Power and patronage by Tribune Editorial

Obviously, this does great harm in a seemingly harmless way.

Many bureaucrats in Sindh are occupying powerful positions by skipping the required procedures, taking advantage of political backing, over the past 30 years. A report in this newspaper reveals how political patronage works wonders for some and results in frustration for the many. Officers are required to take exams for confirmation of their jobs. Many officers never took these exams and went on to make spectacular progress on the basis of favouritism.

Many of these officials were appointed during the tenures of former CMs Syed Abdullah Shah and Jam Sadiq Ali in 1991 and 1995 as assistant commissioners. Some of them were appointed directly under the then CM’s discretionary powers, while others were selected from other departments through the same method. Those taken in from other departments were mostly private secretaries of ministers. They were appointed in the Grade 17 pay scale.
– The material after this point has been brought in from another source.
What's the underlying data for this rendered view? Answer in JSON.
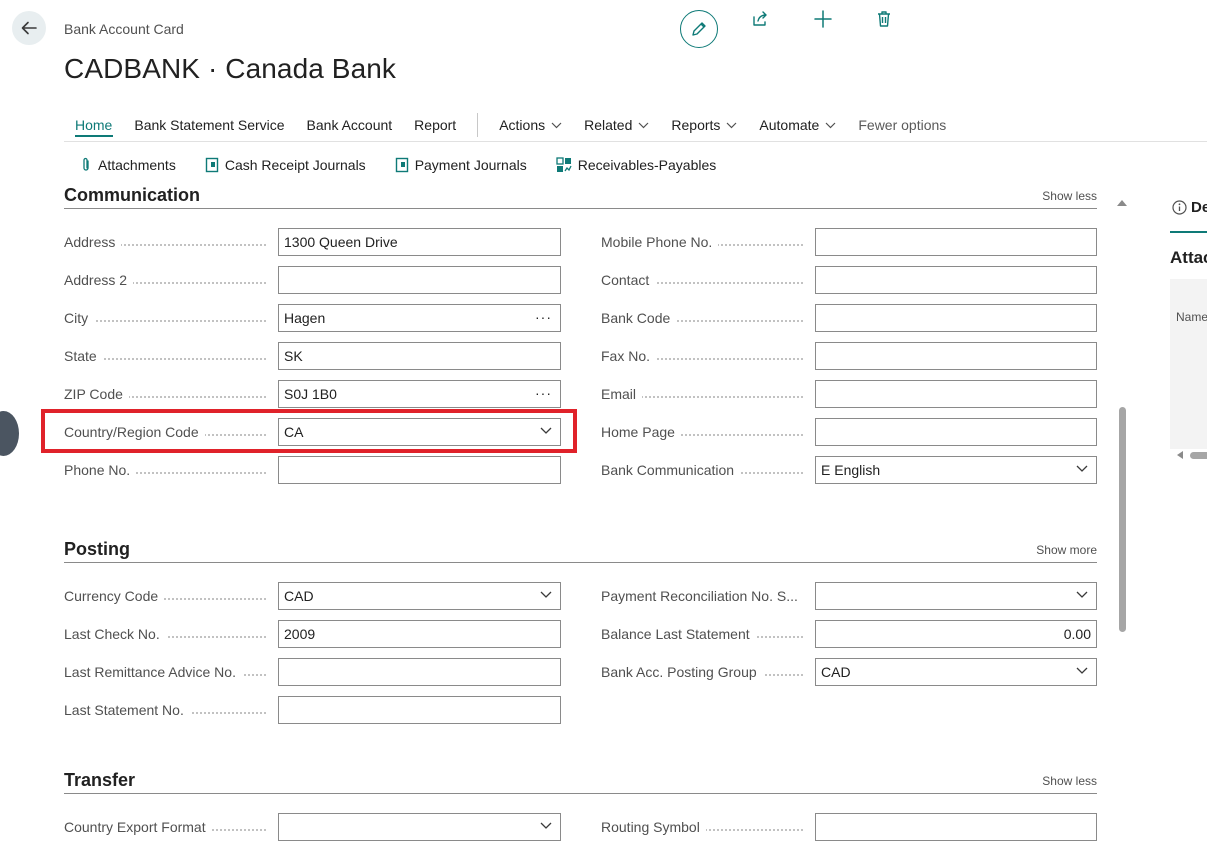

Their posts were upgraded and many became Grade-20 and Grade-21 officers without meeting the prerequisites of promotions.

Following a high court order, the provincial government had asked a group of 17 officers to appear in an exam conducted by the Sindh Public Service Commission. On March 13 this year, the relevant department wrote a letter to the SPSC to conduct the require exams for the post of assistant collector. However, only two officers appeared in these exams. Earlier in February, some officers had appeared in the SPSC exam but they failed to pass. Earlier the issue was also brought up before the SHC and the Supreme Court. The courts rejected appointments made through bypassing the required procedures. In 2016, the Sindh government cancelled the appointments of 17 officers on court orders because they were appointed in excess of the CM’s quota.

There is nothing surprising about the whole affair because the privileged groups work for greater power consolidation through patronage. Obviously, this does great harm in a seemingly harmless way.

Published in The Express Tribune, July 23rd, 2020.